A bespectacled man walks onto the stage in an opulent theatre. Standing in front of the rapt audience, he introduces the evening’s entertainment, a “great favourite” of the event’s organizing festival paying tribute to a recently deceased collaborator and creative inspiration. To much applause, the lights dim and the show begins.
Some may recognize this scene as the opening of Wes Anderson’s 2004 film, The Life Aquatic with Steve Zissou. It’s fitting and likely not entirely coincidental, then, that Seu Jorge’s “The Life Aquatic – A Tribute to David Bowie” at Vancouver’s Orpheum Theatre began in the exact same manner.
As the crowd cheered, the unmistakable opening riff of David Bowie’s “Ziggy Stardust” rearranged into Jorge’s favela-folk style rang through the theatre, punctuated by a hearty “Ooooooooooooh” that jolted everybody up in their seats. The show, which consisted almost exclusively of the Portuguese-language acoustic covers of David Bowie classics used throughout The Life Aquatic, featured Jorge alone on stage, armed only with his acoustic guitar, the trademark Team Zissou scrubs-and-toque, and a mug of tea that was periodically refreshed by a similarly toque-clad stagehand. In any other artist’s hands, a Bowie acoustic covers show could degenerate into a campfire-singalong faster than you can say “Major Tom to ground control,” but Seu Jorge’s onstage charisma and uniquely goregous interpretations of the late legend’s catalog truly showcased, as David Bowie himself put it, “[the] new level of beauty which [Jorge] has imbued them with.”
Jorge is blessed with one of the most expressive voices in music. He is able to jump from a gritty yet melodic shout so laden with energy that you can feel it in your stomach to a throaty, barely-there mumble that sounds much closer than it actually is. These stylings was used to great effect in Jorge’s mesmerising, subdued covers of raucous Bowie songs such as “Rebel Rebel” and “Suffragette City;” Jorge explained that “as a black guy from a favela, I don’t listen to much rock and roll…, [so] I played them bossa nova style.”
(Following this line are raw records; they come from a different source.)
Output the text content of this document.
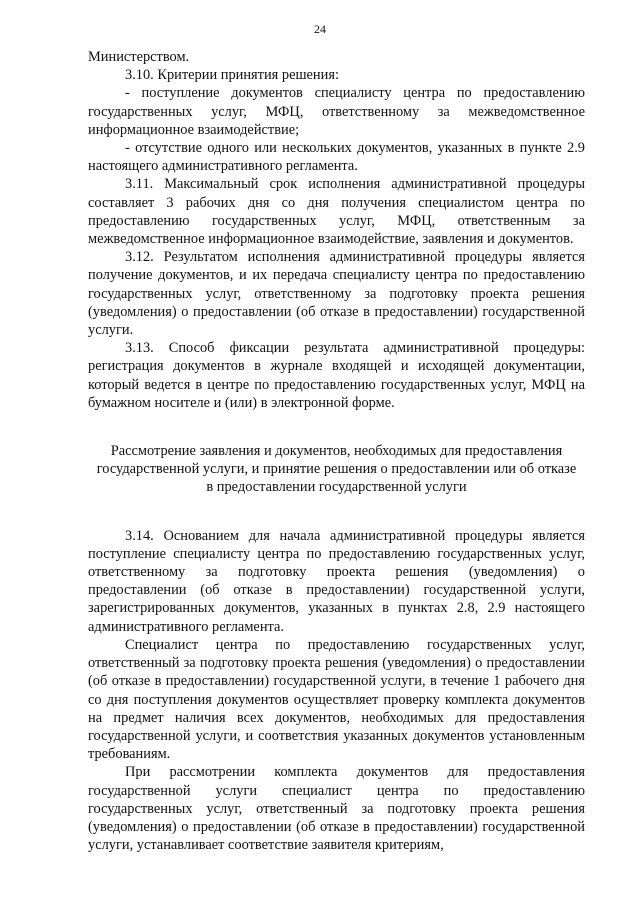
24

Министерством.

3.10. Критерии принятия решения:

- поступление документов специалисту центра по предоставлению государственных услуг, МФЦ, ответственному за межведомственное информационное взаимодействие;

- отсутствие одного или нескольких документов, указанных в пункте 2.9 настоящего административного регламента.

3.11. Максимальный срок исполнения административной процедуры составляет 3 рабочих дня со дня получения специалистом центра по предоставлению государственных услуг, МФЦ, ответственным за межведомственное информационное взаимодействие, заявления и документов.

3.12. Результатом исполнения административной процедуры является получение документов, и их передача специалисту центра по предоставлению государственных услуг, ответственному за подготовку проекта решения (уведомления) о предоставлении (об отказе в предоставлении) государственной услуги.

3.13. Способ фиксации результата административной процедуры: регистрация документов в журнале входящей и исходящей документации, который ведется в центре по предоставлению государственных услуг, МФЦ на бумажном носителе и (или) в электронной форме.

Рассмотрение заявления и документов, необходимых для предоставления государственной услуги, и принятие решения о предоставлении или об отказе в предоставлении государственной услуги

3.14. Основанием для начала административной процедуры является поступление специалисту центра по предоставлению государственных услуг, ответственному за подготовку проекта решения (уведомления) о предоставлении (об отказе в предоставлении) государственной услуги, зарегистрированных документов, указанных в пунктах 2.8, 2.9 настоящего административного регламента.

Специалист центра по предоставлению государственных услуг, ответственный за подготовку проекта решения (уведомления) о предоставлении (об отказе в предоставлении) государственной услуги, в течение 1 рабочего дня со дня поступления документов осуществляет проверку комплекта документов на предмет наличия всех документов, необходимых для предоставления государственной услуги, и соответствия указанных документов установленным требованиям.

При рассмотрении комплекта документов для предоставления государственной услуги специалист центра по предоставлению государственных услуг, ответственный за подготовку проекта решения (уведомления) о предоставлении (об отказе в предоставлении) государственной услуги, устанавливает соответствие заявителя критериям,
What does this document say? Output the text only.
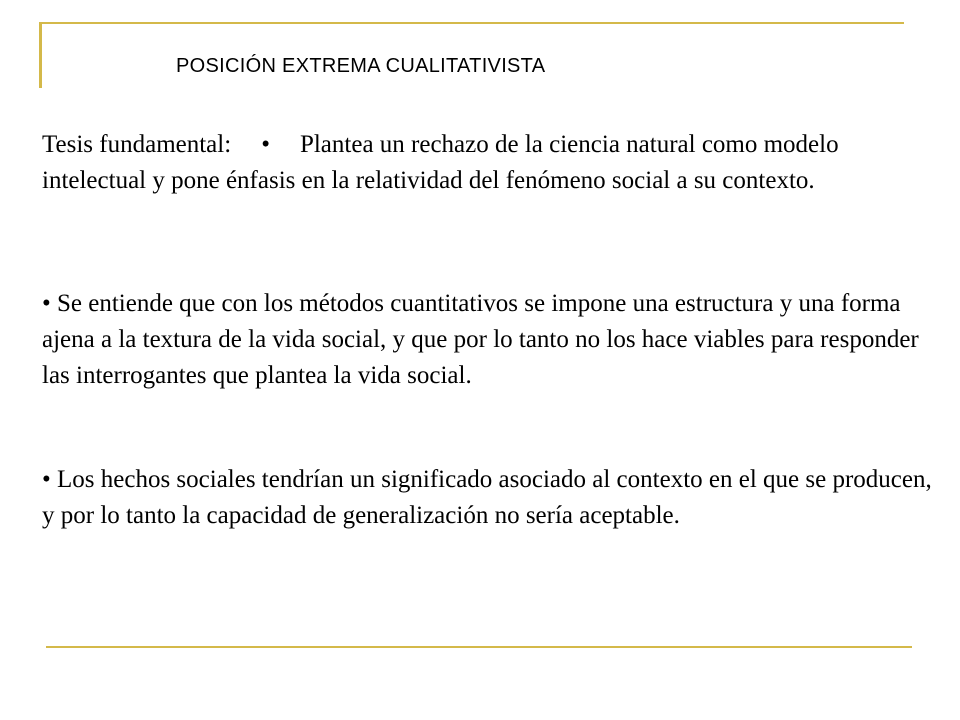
POSICIÓN EXTREMA CUALITATIVISTA

Tesis fundamental: • Plantea un rechazo de la ciencia natural como modelo intelectual y pone énfasis en la relatividad del fenómeno social a su contexto.

• Se entiende que con los métodos cuantitativos se impone una estructura y una forma ajena a la textura de la vida social, y que por lo tanto no los hace viables para responder las interrogantes que plantea la vida social.

• Los hechos sociales tendrían un significado asociado al contexto en el que se producen, y por lo tanto la capacidad de generalización no sería aceptable.
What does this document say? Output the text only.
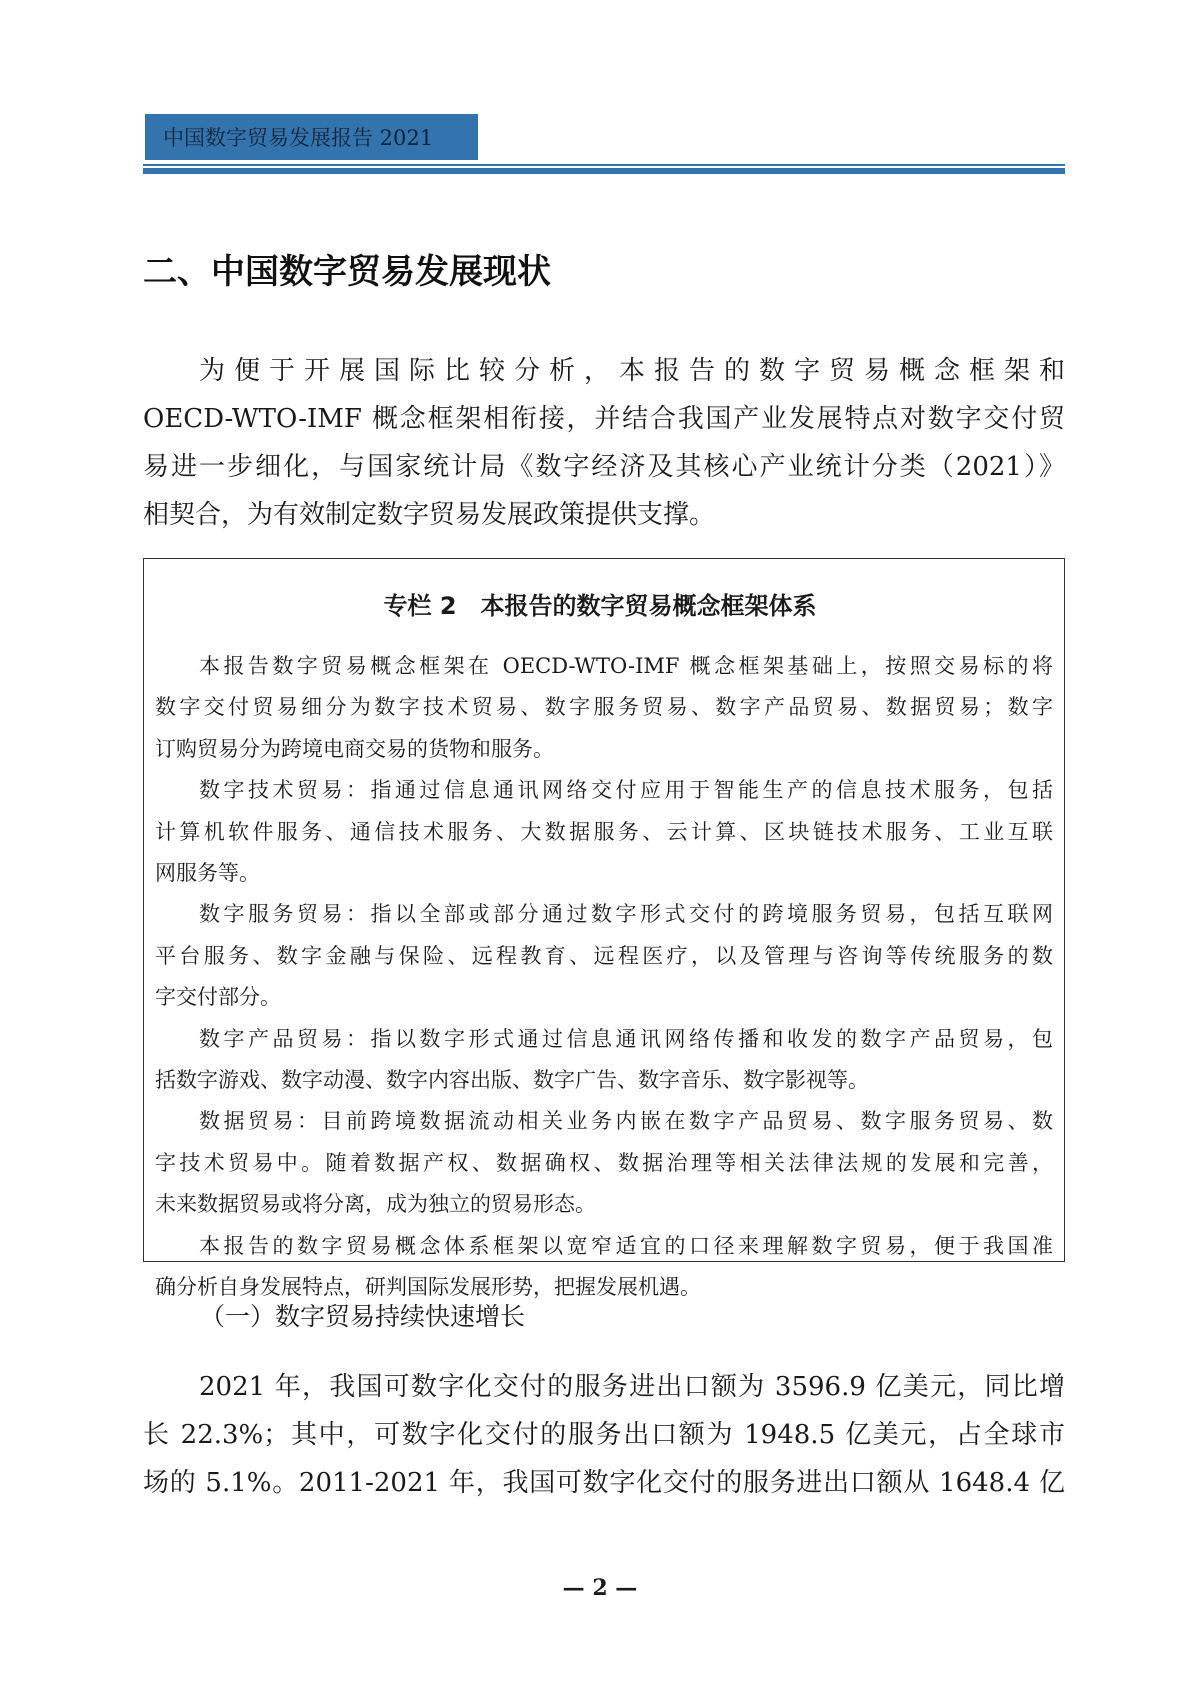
中国数字贸易发展报告 2021
二、中国数字贸易发展现状
为便于开展国际比较分析，本报告的数字贸易概念框架和
OECD-WTO-IMF 概念框架相衔接，并结合我国产业发展特点对数字交付贸
易进一步细化，与国家统计局《数字经济及其核心产业统计分类（2021）》
相契合，为有效制定数字贸易发展政策提供支撑。
专栏 2　本报告的数字贸易概念框架体系
本报告数字贸易概念框架在 OECD-WTO-IMF 概念框架基础上，按照交易标的将
数字交付贸易细分为数字技术贸易、数字服务贸易、数字产品贸易、数据贸易；数字
订购贸易分为跨境电商交易的货物和服务。
数字技术贸易：指通过信息通讯网络交付应用于智能生产的信息技术服务，包括
计算机软件服务、通信技术服务、大数据服务、云计算、区块链技术服务、工业互联
网服务等。
数字服务贸易：指以全部或部分通过数字形式交付的跨境服务贸易，包括互联网
平台服务、数字金融与保险、远程教育、远程医疗，以及管理与咨询等传统服务的数
字交付部分。
数字产品贸易：指以数字形式通过信息通讯网络传播和收发的数字产品贸易，包
括数字游戏、数字动漫、数字内容出版、数字广告、数字音乐、数字影视等。
数据贸易：目前跨境数据流动相关业务内嵌在数字产品贸易、数字服务贸易、数
字技术贸易中。随着数据产权、数据确权、数据治理等相关法律法规的发展和完善，
未来数据贸易或将分离，成为独立的贸易形态。
本报告的数字贸易概念体系框架以宽窄适宜的口径来理解数字贸易，便于我国准
确分析自身发展特点，研判国际发展形势，把握发展机遇。
（一）数字贸易持续快速增长
2021 年，我国可数字化交付的服务进出口额为 3596.9 亿美元，同比增
长 22.3%；其中，可数字化交付的服务出口额为 1948.5 亿美元，占全球市
场的 5.1%。2011-2021 年，我国可数字化交付的服务进出口额从 1648.4 亿
— 2 —
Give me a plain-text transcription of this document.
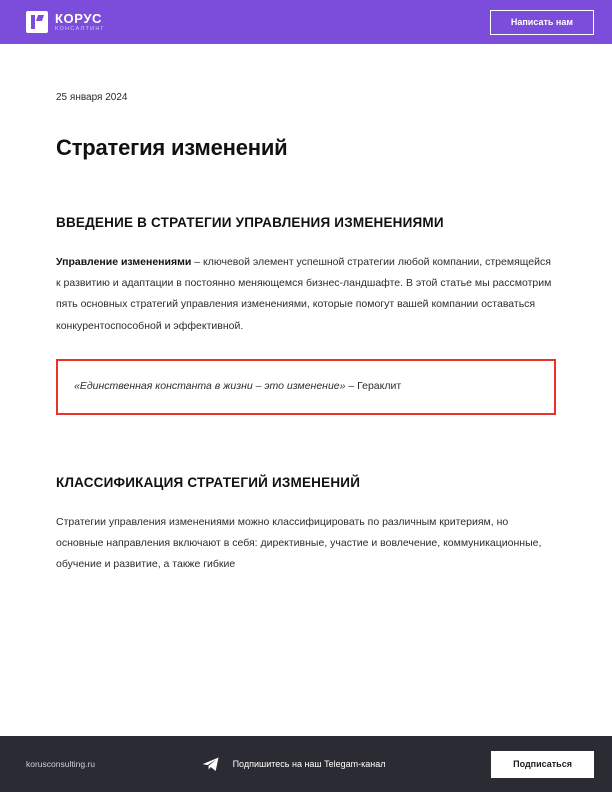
КОРУС
КОНСАЛТИНГ
Написать нам
25 января 2024
Стратегия изменений
ВВЕДЕНИЕ В СТРАТЕГИИ УПРАВЛЕНИЯ ИЗМЕНЕНИЯМИ

Управление изменениями – ключевой элемент успешной стратегии любой компании, стремящейся к развитию и адаптации в постоянно меняющемся бизнес-ландшафте. В этой статье мы рассмотрим пять основных стратегий управления изменениями, которые помогут вашей компании оставаться конкурентоспособной и эффективной.

«Единственная константа в жизни – это изменение» – Гераклит
КЛАССИФИКАЦИЯ СТРАТЕГИЙ ИЗМЕНЕНИЙ

Стратегии управления изменениями можно классифицировать по различным критериям, но основные направления включают в себя: директивные, участие и вовлечение, коммуникационные, обучение и развитие, а также гибкие

korusconsulting.ru	Подпишитесь на наш Telegam-канал	Подписаться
Jorge’s personality was as warm and compelling as his voice. Between tunes, he told the (frequently hilarious) story of how he became involved with The Life Aquatic through Wes Anderson, who called him in the middle of a game of FIFA on the PlayStation. Jorge admitted his initial unfamiliarity with Bowie’s music who he mistook for “the other blonde guy, Billy Idol”, and recounted his first meeting with the film’s all-star cast, where Jorge explained that he was so nervous that he started referring to actors with the films they’d previously been in (eg. Bill Murray was dubbed Groundhog Day, Jeff Goldblum rechristened Jurassic Park.)
The climax of the show, Jorge’s stunning cover of “Life on Mars?” was dedicated to both David Bowie and Jorge’s father, who passed away shortly after Bowie in January of 2016. You could hear the raw emotion in Jorge’s voice as he sang, and when the song was over, the spellbound audience broke their silence to deliver a thunderous standing ovation.
The final scene of The Life Aquatic is both melancholic and hopeful. As a sombre Steve Zissou sits on the steps outside, the ebullient audience of Zissou’s vindicating new film pours out from the theatre into the Mediterranean summer evening to a soundtrack of David Bowie’s “Queen Bitch,” Zissou’s reputation reconfirmed. As I departed the Orpheum that evening into the midsummer night’s breeze , the emotional weight of the evening was buoyed by the joy of seeing a talented, passionate artist celebrate the work of one of popular music’s greatest performers in his own way. More than just a set of covers or a film soundtrack, Seu Jorge’s tribute to David Bowie was a tribute to artistic individualism and the power of music to cross cultural boundaries.